Nothing had shaped the course of his life more than that one single event, when he was just a boy of fourteen, and his older sister, Lizzie, was murdered. Lizzie had made him breakfast that January morning before they’d both left for school, and then he never saw her again. She turned up dead in a Brooklyn alley the next morning. Just like that. They never caught the guy who did it, and that thought still pained him so much, even to this day, that he barely ever let himself think about Lizzie now, except at Christmas and when he went to church to light a candle on her birthday every May. But Lizzie was why he’d devoted his entire adult life to investigating and solving murders.

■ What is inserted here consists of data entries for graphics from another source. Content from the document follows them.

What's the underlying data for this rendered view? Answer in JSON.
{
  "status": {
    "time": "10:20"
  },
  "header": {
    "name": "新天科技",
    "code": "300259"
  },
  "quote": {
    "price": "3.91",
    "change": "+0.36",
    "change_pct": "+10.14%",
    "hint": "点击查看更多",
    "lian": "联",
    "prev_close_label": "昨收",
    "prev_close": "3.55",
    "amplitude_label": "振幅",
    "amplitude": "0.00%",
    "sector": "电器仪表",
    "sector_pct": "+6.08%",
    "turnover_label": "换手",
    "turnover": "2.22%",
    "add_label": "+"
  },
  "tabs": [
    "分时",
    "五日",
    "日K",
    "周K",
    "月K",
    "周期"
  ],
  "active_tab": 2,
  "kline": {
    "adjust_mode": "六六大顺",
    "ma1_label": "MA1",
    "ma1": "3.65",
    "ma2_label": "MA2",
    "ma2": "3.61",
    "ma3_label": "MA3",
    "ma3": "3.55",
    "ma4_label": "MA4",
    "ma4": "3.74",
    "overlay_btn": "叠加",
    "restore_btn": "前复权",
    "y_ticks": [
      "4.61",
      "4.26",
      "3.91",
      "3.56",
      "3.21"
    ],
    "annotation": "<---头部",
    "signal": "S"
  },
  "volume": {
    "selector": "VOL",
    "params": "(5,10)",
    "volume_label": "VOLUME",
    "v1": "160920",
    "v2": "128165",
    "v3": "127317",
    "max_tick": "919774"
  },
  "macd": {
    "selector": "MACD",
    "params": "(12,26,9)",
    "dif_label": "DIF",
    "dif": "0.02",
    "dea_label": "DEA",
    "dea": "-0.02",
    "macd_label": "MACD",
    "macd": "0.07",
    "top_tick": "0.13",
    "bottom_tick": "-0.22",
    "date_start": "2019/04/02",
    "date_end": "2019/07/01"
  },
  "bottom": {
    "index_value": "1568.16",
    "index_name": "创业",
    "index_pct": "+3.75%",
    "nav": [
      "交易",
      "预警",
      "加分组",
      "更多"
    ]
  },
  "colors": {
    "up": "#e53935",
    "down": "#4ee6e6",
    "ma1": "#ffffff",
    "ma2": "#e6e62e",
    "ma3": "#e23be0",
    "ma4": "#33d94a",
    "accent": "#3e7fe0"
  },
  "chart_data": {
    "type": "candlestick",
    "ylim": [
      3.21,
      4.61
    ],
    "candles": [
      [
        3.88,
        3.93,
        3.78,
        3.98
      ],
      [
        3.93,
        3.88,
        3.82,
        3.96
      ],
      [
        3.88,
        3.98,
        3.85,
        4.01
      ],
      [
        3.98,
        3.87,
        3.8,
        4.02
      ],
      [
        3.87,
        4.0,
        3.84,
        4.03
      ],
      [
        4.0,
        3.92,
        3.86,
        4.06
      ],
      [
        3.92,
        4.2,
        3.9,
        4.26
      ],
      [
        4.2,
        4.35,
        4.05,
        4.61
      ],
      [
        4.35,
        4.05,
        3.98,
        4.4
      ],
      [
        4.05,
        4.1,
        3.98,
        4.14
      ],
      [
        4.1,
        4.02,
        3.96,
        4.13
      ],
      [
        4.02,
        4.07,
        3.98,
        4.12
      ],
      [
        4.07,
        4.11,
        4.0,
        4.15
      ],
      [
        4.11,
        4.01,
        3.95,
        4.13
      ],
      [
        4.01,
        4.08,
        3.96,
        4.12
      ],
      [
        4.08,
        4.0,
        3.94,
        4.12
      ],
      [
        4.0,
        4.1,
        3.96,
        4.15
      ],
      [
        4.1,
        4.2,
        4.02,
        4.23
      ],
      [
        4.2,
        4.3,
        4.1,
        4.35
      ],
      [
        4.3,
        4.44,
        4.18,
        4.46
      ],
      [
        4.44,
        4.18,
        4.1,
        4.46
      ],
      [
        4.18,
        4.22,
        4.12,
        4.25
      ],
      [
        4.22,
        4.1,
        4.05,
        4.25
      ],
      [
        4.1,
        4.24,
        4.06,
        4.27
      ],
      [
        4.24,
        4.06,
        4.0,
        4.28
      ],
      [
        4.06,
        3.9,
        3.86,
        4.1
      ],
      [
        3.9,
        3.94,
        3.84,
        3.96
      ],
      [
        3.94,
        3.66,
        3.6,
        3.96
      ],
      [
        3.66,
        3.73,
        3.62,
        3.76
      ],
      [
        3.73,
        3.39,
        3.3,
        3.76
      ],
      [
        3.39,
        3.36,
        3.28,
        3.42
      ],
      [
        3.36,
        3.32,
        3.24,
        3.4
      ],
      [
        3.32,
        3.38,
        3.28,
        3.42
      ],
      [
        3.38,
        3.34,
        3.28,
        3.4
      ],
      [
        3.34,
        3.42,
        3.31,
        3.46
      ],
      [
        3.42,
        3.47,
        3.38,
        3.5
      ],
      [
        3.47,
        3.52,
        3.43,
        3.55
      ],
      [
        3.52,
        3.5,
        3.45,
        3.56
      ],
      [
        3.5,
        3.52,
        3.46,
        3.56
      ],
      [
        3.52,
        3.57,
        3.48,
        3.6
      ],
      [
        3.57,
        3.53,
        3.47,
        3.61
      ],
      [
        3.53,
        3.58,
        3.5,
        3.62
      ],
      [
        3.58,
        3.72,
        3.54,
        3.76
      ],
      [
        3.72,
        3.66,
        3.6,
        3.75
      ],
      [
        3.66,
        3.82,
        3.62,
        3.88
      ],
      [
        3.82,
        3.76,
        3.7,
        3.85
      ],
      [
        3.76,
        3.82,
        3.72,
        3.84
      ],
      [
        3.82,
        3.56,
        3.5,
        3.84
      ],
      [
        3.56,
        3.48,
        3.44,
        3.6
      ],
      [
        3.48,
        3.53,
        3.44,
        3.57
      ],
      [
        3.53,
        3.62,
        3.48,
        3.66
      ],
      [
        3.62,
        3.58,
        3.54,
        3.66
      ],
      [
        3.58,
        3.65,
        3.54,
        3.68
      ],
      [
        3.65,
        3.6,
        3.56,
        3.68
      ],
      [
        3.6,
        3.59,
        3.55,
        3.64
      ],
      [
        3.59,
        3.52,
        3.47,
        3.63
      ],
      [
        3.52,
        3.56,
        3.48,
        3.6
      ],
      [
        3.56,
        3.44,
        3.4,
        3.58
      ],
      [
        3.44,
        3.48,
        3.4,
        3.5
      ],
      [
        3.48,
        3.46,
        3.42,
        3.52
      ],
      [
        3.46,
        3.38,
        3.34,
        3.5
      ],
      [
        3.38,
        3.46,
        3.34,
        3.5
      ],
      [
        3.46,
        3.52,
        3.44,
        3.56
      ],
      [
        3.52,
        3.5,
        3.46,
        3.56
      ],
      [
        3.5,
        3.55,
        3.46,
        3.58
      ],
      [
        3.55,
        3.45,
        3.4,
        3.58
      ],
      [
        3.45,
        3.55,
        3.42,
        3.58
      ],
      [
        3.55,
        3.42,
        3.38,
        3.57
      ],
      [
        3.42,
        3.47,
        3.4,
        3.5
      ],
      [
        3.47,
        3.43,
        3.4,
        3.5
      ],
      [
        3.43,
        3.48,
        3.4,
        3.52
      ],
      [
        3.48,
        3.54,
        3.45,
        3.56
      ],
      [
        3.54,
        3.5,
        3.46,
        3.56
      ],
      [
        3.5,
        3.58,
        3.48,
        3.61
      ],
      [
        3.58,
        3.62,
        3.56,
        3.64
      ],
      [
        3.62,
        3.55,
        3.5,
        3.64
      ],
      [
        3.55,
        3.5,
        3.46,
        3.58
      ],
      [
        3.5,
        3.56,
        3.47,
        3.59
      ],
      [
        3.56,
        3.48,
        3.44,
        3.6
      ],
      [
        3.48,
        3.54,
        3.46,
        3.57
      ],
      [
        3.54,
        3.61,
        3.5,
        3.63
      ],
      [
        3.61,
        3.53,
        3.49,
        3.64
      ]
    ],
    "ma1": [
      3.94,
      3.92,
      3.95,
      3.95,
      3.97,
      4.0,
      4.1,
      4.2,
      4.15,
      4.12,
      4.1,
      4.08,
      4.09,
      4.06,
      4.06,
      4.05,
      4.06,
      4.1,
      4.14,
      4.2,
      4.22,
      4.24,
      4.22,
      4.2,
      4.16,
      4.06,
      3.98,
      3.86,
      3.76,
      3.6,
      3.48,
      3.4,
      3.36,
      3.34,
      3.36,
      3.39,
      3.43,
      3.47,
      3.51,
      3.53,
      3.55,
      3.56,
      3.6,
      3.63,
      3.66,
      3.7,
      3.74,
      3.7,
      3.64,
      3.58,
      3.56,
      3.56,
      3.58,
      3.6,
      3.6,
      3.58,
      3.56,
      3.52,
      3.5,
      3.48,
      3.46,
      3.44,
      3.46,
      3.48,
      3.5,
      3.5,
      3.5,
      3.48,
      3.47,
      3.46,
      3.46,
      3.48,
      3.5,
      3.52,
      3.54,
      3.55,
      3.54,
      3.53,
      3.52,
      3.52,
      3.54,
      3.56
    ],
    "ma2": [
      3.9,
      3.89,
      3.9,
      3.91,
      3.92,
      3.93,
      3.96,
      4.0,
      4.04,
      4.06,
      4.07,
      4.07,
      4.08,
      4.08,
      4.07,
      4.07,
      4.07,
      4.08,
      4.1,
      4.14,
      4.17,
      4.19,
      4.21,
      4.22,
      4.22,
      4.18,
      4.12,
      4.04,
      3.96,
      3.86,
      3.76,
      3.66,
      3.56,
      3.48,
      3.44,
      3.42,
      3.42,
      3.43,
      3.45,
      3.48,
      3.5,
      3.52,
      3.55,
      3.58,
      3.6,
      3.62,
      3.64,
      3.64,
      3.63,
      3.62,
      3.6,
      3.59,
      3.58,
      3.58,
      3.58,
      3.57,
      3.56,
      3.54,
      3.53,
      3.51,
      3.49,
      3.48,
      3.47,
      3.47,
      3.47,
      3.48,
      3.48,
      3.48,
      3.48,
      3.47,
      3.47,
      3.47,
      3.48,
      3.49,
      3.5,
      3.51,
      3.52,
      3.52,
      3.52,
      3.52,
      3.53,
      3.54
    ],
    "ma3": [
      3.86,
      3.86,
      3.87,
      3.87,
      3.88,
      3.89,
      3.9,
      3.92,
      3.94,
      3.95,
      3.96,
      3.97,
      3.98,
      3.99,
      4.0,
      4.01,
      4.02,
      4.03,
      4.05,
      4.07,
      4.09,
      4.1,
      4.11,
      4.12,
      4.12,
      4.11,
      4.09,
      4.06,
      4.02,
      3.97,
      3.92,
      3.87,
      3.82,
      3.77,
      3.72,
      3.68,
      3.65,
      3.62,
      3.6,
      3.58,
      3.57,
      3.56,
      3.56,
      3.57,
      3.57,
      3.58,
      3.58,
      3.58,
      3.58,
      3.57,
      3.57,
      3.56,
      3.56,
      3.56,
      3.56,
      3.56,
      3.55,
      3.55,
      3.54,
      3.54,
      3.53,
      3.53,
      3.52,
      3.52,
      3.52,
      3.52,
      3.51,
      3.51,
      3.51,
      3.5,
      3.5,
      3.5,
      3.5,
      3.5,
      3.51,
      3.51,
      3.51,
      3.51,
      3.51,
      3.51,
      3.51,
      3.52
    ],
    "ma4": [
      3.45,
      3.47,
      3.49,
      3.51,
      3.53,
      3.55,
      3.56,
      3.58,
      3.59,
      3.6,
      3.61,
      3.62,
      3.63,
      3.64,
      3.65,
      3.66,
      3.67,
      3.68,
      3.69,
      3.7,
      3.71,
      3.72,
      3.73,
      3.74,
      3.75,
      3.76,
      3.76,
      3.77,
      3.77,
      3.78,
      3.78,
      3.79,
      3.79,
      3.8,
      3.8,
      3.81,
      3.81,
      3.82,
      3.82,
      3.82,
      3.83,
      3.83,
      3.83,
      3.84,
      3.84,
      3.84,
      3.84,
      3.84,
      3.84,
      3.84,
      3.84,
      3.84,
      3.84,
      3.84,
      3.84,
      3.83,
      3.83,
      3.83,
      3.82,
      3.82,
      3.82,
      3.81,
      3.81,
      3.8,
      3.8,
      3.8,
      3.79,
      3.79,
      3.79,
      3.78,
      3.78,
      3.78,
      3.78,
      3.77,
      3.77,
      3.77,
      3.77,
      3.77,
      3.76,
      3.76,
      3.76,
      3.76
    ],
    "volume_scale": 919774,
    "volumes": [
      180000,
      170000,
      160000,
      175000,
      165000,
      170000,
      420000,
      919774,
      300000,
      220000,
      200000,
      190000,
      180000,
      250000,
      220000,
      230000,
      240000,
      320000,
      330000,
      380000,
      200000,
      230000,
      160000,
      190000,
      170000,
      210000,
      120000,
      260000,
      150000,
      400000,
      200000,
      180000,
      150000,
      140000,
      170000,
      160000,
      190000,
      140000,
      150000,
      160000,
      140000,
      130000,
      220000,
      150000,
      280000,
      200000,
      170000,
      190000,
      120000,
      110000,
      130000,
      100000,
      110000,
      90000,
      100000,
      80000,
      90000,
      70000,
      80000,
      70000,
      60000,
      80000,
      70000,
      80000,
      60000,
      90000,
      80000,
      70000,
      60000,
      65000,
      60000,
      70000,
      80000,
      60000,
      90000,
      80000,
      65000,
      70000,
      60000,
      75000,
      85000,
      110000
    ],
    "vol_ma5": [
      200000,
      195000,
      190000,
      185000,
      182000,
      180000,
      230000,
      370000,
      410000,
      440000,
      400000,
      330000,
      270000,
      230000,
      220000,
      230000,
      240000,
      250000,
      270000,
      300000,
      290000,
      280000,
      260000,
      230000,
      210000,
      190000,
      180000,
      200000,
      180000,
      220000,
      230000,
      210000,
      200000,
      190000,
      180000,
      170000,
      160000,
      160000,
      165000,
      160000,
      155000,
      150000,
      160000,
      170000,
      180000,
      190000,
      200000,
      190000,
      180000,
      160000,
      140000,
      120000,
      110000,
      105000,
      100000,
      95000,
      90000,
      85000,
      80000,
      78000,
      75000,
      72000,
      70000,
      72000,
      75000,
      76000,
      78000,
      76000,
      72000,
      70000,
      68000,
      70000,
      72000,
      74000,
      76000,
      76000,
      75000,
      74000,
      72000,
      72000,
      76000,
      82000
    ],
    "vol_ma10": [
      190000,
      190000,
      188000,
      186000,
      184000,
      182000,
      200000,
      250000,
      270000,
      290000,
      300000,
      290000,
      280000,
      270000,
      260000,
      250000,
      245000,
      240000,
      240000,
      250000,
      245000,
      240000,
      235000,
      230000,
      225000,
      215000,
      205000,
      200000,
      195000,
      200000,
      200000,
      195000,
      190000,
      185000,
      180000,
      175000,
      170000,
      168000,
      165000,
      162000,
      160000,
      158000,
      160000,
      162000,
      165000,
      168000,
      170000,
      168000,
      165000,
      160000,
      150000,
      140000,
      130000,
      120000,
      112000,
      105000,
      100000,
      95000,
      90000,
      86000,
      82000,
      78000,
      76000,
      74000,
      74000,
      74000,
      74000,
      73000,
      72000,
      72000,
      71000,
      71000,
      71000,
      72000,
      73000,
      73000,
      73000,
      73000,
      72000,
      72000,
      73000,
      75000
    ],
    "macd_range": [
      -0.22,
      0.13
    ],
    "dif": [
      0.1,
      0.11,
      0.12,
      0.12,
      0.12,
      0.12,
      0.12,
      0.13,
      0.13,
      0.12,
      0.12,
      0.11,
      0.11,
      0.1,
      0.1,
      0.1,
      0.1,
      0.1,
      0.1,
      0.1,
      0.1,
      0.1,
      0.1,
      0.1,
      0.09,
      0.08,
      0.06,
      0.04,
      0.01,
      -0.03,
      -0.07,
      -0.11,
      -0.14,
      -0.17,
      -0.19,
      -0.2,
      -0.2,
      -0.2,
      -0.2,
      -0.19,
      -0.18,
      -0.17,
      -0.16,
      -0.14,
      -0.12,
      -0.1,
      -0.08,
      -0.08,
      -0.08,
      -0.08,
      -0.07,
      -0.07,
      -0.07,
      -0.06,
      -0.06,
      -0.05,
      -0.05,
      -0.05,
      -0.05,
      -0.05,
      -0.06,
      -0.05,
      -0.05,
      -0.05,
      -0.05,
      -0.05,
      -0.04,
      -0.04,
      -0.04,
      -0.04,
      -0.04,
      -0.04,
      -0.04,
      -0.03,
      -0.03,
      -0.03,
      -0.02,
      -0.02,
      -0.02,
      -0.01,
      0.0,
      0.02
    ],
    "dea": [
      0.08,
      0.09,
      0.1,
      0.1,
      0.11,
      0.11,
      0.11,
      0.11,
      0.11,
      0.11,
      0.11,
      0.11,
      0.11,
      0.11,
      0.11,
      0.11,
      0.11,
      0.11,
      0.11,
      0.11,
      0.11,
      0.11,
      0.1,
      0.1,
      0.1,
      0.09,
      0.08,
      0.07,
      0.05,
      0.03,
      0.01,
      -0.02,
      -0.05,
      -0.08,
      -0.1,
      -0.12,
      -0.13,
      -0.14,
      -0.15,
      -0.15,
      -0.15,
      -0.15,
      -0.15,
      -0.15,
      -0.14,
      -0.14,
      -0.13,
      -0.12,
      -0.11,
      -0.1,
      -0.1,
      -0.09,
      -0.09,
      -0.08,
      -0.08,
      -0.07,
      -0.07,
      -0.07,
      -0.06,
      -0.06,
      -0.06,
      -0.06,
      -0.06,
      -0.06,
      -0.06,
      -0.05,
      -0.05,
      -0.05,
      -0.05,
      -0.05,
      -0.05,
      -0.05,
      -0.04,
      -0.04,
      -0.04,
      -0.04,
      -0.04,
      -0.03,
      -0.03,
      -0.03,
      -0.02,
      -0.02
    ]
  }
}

Catherine’s face softened and she motioned for him to come sit down in the small kitchen. He took a seat at the round oak table, and he hated himself a little for using Lizzie in this way, for invoking her memory simply to get Catherine to open up to him.
“How’d it happen?” Catherine asked him now.
“She was strangled,” he said quietly.
Catherine shook her head. “That’s terrible.”
He nodded. He was leaving out so much, but he wasn’t here to talk to Catherine about Lizzie. He kind of wished he hadn’t brought her up at all. He started to sweat again, and Catherine stood to get him a glass of water. He thanked her and took a sip. “I was just a kid still, and her murder was never solved,” he said, trying to bring the conversation back around. “But if I’d had someone to blame… say, if a rich guy had run her over… even at the age of fourteen, I would’ve killed the son of a bitch myself.” It was a shocking thing to say out loud. Even more shocking to understand it was the God’s honest truth.
Catherine sat across the table from him, closed her eyes for a moment, and exhaled. “So that’s why you’re here. I should’ve known you didn’t really want to pay your respects.” She shook her head. “Even if I was the murderer you think I am… aren’t you out of your jurisdiction for arrests?”
“I’m not trying to make any arrests here. I just want to know the truth, that’s all. Someone shot a man, point-blank, and from what I hear about your brother-in-law, I don’t know if he was capable.”
“Oh, George was very capable. He loved pistols, don’t you know? Pistols and cars.” Catherine’s voice was caustic, dripping in bitterness. She balled her hands into fists and shook her head. “Myrtle deserved better,” she said. “She deserved so much better.”
He wasn’t clear now whether she meant better than George, or better than what happened to her—her body being crushed out in the road, in the end. But all that was beside the point, and he didn’t ask. He suddenly hated himself for coming here, for picking at her raw wound with more questions. Even if she had shot Gatsby, he might have deserved it.